If we presume that the Fed policy tools are the appropriate medicine for our inflationary ailment, the next question is can they administer it in the correct dosage? Based on recent commentary from various Fed officials, the rate hikes will continue until the annual rate of inflation returns to the Fed’s 2% target. The Fed measures inflation via the Core Personal Consumption Expenditure Index, which grew at a year-over-year rate of 4.6% in July. With unemployment at near historical lows of 3.7%, the Fed is only focused on one side of the scale – inflation – and is unlikely to be swayed by an uptick in job losses until inflation subsides.

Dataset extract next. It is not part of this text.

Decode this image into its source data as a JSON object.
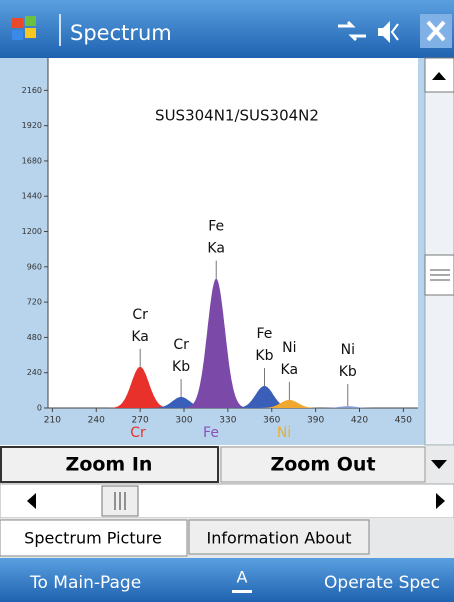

While the Fed was dismissive of inflation in 2021, and should have taken steps sooner, lately the central bank has begun to acknowledge the gravity of the situation, reflected by the increasing magnitude of the rate hikes. Following back-to-back 0.75% hikes in June and July this year, we will likely see another similar increase in September followed by a cumulative increase of 0.50-1.00% in the subsequent November and December rate hikes, bringing the Fed Funds rate to near 4.0% by year’s end. What happens after this base case scenario is uncertain and data dependent. Ideally, inflation continues to moderate, as it has in recent months. In this case, the Fed will be able to hold rates steady at a neutral level that allows inflation to resolve itself organically. The bearish case is underlying inflation data does not improve even as Fed Funds rates approach 4%. Will Chairman Powell be willing to follow his predecessor Paul Volcker in making a politically unpopular decision that drives the country into a deep recession?
As investors we must consider all possible scenarios and outcomes, regarding both the underlying data, and policymakers’ decisions. The data is showing decelerating inflation; however, the pace of that deceleration has been slower than desired by the Fed and there isn’t quite enough data yet to confirm the trend. Forecasting the path of Fed policy decisions in 2023 and beyond is more challenging. The Fed professes itself to be data-dependent and politically independent. We will be closely observing their words and actions to see if that holds true, and as always taking steps to protect our clients’ capital and deliver competitive, risk-adjusted returns.